Rilevanza Strategica: CRITICA
L’esplosione della domanda energetica legata all’intelligenza artificiale sta ridefinendo le alleanze industriali globali. Google ha annunciato un investimento di almeno 13 miliardi di euro (15,1 miliardi di dollari) in Finlandia per il biennio 2027-2028, segnando un punto di svolta nella strategia energetica del colosso di Mountain View. Al centro dell’operazione c’è un accordo di acquisto di energia (PPA) della durata di 22 anni con Fortum, che garantirà a Google fino al 50% dell’output della centrale nucleare di Loviisa. Si tratta del primo contratto nucleare di Google al di fuori degli Stati Uniti, un segnale inequivocabile della necessità di fonti di energia stabili e ad alta densità per sostenere i carichi computazionali dell’AI.
### La salvaguardia di Loviisa e l’espansione infrastrutturale
L’accordo con Fortum non è solo una transazione commerciale, ma un atto di salvataggio industriale.
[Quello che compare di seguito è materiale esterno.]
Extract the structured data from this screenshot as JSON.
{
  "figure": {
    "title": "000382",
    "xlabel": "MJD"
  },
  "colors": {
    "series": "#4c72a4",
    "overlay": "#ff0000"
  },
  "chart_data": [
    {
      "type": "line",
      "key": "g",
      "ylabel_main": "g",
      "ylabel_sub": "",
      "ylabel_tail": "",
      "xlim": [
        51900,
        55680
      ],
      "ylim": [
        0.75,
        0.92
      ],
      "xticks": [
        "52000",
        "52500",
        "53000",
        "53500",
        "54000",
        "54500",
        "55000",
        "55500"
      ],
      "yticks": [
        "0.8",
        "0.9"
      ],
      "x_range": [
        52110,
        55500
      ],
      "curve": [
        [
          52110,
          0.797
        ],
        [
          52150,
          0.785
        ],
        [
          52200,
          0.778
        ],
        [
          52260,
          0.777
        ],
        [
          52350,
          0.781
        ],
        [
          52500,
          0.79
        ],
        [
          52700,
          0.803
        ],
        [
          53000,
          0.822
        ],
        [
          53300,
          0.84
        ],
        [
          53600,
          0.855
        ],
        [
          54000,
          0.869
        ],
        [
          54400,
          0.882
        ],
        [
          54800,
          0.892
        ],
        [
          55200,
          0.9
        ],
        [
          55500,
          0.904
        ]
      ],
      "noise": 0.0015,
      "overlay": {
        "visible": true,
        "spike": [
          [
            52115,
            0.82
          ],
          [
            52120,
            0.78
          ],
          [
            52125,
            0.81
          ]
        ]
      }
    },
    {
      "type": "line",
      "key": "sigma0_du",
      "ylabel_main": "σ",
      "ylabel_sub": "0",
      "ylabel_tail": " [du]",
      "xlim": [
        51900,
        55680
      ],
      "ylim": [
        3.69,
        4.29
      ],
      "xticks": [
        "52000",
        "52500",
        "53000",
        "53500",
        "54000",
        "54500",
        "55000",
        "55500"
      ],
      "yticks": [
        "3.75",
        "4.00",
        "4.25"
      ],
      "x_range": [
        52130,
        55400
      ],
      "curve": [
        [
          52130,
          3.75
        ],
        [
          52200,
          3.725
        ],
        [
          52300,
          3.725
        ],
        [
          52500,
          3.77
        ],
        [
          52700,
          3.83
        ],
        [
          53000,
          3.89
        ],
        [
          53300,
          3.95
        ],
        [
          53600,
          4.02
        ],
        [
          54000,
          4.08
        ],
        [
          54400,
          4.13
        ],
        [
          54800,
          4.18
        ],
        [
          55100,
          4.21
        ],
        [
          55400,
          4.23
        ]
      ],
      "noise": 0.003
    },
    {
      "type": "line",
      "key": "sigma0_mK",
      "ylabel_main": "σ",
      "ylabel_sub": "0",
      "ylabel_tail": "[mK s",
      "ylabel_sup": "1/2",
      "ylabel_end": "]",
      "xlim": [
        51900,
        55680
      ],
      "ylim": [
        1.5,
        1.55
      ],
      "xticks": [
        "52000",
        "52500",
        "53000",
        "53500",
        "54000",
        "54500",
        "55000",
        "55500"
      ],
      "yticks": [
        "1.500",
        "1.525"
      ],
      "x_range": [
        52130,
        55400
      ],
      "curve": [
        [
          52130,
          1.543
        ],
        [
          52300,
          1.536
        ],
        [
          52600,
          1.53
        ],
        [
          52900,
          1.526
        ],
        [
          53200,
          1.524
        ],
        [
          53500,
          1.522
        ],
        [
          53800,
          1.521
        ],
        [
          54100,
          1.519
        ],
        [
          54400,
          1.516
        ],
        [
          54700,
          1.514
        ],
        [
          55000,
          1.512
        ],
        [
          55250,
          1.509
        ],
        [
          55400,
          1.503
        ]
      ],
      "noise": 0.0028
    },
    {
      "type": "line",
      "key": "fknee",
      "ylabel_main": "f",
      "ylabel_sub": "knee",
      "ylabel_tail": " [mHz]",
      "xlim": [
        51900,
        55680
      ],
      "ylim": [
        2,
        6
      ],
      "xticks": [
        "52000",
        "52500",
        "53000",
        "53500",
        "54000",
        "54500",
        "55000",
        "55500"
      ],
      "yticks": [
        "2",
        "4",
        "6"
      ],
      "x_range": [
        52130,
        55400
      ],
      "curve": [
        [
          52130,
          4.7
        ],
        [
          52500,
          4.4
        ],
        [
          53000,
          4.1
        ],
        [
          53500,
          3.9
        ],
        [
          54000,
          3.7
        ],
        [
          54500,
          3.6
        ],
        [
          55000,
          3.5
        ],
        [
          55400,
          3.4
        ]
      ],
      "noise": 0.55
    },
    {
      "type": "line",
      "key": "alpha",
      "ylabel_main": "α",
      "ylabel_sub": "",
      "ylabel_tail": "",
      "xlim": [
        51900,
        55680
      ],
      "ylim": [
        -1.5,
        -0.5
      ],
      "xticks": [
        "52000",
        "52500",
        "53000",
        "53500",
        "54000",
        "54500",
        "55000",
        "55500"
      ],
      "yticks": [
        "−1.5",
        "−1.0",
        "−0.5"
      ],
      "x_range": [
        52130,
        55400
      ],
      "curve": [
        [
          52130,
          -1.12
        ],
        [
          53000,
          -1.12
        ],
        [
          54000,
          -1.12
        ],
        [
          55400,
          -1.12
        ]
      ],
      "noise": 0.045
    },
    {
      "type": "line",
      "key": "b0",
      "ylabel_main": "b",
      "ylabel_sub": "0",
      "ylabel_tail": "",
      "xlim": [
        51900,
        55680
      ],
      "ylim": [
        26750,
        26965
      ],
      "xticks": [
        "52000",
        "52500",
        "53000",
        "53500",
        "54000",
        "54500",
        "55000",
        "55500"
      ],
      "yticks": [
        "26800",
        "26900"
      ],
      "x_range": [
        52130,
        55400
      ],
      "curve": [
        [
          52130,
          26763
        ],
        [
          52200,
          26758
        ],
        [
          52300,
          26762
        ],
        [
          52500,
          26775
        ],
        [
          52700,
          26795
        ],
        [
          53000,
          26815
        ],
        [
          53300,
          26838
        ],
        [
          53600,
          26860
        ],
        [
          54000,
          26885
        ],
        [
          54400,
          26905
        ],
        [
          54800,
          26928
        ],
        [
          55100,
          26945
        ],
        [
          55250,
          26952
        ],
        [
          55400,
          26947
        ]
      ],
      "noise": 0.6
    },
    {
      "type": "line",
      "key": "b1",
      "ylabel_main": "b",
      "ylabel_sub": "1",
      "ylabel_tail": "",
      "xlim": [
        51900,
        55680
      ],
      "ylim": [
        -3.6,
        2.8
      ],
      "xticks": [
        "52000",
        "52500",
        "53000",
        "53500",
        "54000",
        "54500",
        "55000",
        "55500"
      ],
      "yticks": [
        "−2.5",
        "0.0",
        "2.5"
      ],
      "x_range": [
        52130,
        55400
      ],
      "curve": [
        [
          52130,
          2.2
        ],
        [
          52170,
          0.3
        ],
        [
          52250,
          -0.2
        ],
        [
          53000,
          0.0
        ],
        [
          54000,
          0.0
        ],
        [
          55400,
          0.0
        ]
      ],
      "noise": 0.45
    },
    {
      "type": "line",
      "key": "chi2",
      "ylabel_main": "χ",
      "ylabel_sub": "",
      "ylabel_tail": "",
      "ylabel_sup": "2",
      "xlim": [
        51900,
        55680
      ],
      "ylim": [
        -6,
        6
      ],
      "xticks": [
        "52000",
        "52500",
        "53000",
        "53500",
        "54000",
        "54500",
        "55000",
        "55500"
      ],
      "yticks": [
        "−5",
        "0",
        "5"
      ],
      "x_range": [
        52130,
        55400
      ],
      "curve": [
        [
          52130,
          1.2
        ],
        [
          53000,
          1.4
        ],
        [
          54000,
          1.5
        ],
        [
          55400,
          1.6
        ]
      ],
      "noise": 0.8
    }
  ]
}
Senza questo finanziamento, la centrale di Loviisa, che fornisce circa il 10% dell’elettricità nazionale e impiega 600 persone, avrebbe dovuto chiudere dopo il 2030. L’investimento finanzia invece un programma di estensione della vita operativa e ammodernamento, assicurando la produzione fino al 2050. Sul fronte infrastrutturale, Google espanderà il campus esistente di Hamina e costruirà tre nuovi siti a Kajaani, Muhos e Vaala. Parallelamente, l’azienda ha siglato contratti per 629 MW di energia eolica onshore e un sistema di batterie da 94 MW, integrando fonti rinnovabili nel mix energetico dei data center.
### Impatto macroeconomico e contesto globale
La costruzione, prevista tra il 2027 e il 2028, inietterà 3,6 miliardi di euro annui nel PIL finlandese, sostenendo oltre 37.000 posti di lavoro, di cui 16.000 nel settore edile. Una volta operativi, i siti garantiranno 7.000 occupazioni permanenti. Questo investimento si inserisce nel piano di spesa in capitale di Alphabet per il 2026, stimato tra i 195 e i 205 miliardi di dollari. La mossa di Helsinki segue le recenti partnership nucleari negli USA con Microsoft e Amazon, confermando che il nucleare è diventato il pilastro strategico per alimentare la prossima generazione di data center AI, dove l’affidabilità dell’energia supera la variabilità delle sole fonti rinnovabili.